«Cose nostre», le storie esemplari di chi si oppone alla ‘ndrangheta
Dopo qualche intervista a contadini si capisce subito che qui la reticenza non è solo una forma di paura o di «rispetto». È qualcosa di più antropologico, di inestirpabile. Siamo nell’Aspromonte, dove la ‘ndrangheta da secoli ha il controllo totale del territorio. Eppure.
Eppure ci sono uomini e donne che hanno scelto di rompere a caro prezzo questo patto scellerato e le loro storie diventano esemplari. Un’esemplarità che costringe i protagonisti e la loro famiglia a una limitazione della libertà, costretti come sono a una vita sotto scorta. «Cose nostre» di Emilia Brandi ha raccontato le vicende di Viviana Balletta, Antonino De Masi, Gaetano Saffioti e Antonino Bartuccio: quattro storie poco note che hanno finalmente avuto la ribalta di Rai1 (venerdì, ore 21,28). Mi ha molto colpito la storia di Viviana Balletta, vedova di Fortunato De Rosa, oculista di Canolo ucciso nel 2005 con tre colpi di fucile perché aveva chiuso il passaggio del suo campo alle mandrie della ‘ndrangheta (le cosiddette «vacche sacre») che per una legge non scritta possono pascolare libere in ogni proprietà. Il dottore era benvoluto da tutti, spesso curava gratis i pazienti, ma appena si accenna alle cause della sua morte anche i beneficati si chiudono nel più omertoso dei silenzi. Oggi Viviana vive ancora lì, decisa a non cedere all’arroganza dei prepotenti.

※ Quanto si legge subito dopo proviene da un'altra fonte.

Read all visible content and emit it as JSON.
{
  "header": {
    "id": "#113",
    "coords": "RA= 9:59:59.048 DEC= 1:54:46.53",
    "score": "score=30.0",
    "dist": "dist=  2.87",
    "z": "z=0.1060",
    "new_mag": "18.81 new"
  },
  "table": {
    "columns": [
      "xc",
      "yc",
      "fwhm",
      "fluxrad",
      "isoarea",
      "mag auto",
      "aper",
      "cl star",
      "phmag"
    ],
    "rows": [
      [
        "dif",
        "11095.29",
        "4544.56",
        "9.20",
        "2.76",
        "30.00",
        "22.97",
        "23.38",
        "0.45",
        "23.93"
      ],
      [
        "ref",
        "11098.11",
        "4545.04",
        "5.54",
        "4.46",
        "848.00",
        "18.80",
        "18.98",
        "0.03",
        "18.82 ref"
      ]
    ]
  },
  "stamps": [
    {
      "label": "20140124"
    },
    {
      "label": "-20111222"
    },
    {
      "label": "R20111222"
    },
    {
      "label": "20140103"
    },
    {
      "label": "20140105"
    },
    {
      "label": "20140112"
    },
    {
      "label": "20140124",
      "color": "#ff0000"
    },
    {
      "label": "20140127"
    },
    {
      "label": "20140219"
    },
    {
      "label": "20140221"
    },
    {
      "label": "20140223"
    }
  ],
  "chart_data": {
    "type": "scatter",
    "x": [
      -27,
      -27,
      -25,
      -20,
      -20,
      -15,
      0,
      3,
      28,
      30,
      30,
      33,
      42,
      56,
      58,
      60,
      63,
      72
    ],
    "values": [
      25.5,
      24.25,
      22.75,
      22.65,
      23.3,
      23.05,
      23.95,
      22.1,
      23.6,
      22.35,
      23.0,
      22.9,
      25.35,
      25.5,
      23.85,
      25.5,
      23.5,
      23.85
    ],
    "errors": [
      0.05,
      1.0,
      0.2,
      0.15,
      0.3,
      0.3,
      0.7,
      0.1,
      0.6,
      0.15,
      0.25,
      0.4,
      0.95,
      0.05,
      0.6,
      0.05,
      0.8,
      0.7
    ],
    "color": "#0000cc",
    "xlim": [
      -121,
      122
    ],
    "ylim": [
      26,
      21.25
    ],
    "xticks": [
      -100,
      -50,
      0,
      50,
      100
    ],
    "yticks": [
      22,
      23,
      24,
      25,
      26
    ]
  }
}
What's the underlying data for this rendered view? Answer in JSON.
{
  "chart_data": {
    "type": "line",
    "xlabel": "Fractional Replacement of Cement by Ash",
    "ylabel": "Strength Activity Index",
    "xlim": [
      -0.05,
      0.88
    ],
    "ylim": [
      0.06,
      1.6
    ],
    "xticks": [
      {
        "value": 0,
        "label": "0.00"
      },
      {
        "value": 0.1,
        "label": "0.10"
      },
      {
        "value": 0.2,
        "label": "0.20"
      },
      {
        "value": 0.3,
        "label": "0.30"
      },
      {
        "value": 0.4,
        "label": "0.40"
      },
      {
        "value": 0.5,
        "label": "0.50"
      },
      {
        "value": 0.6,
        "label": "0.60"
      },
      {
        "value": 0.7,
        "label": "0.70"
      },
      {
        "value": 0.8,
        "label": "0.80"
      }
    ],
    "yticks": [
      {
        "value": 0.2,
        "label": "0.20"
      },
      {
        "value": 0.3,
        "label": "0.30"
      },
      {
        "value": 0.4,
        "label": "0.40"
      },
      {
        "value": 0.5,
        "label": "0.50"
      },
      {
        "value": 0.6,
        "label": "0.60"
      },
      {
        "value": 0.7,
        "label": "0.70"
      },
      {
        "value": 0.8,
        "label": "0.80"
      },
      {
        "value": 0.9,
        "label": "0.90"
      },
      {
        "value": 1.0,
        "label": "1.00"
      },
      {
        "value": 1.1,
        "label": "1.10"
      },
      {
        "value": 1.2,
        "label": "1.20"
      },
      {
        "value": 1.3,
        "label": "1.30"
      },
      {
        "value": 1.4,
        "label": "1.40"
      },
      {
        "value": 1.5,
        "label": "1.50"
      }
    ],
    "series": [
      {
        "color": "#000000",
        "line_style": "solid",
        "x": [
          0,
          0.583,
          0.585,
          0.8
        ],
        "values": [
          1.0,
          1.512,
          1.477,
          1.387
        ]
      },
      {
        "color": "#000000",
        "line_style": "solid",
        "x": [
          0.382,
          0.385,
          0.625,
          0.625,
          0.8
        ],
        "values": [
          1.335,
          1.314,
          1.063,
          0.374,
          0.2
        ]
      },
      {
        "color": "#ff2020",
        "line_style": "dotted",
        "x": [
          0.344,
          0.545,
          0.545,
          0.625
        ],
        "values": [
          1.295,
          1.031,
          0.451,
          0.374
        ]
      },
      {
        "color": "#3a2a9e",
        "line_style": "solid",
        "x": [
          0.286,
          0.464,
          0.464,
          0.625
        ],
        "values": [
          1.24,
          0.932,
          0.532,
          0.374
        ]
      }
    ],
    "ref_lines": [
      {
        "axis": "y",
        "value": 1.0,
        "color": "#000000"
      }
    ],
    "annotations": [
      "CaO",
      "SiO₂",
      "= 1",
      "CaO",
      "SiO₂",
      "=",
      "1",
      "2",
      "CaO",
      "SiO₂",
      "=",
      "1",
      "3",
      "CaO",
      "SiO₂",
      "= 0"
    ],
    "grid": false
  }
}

Antonino De Masi, imprenditore di Gioia Tauro, lavora nell’area portuale nonostante abbia subito minacce e attentati, fra cui 44 colpi di kalashnikov esplosi sul suo capannone. Gaetano Saffiotti, imprenditore edile di Palmi vive sotto scorta da 15 anni. Antonino Bartuccio, ex sindaco di Rizziconi (i consiglieri si sono tutti dimessi) aveva denunciato le ingerenze delle cosche nell’amministrazione del paese. Anche lui sotto scorta.
In alcuni frangenti, «Cose nostre» pare un po’ troppo istituzionale, ma ce ne fossero programmi come questi. E non solo in piena estate.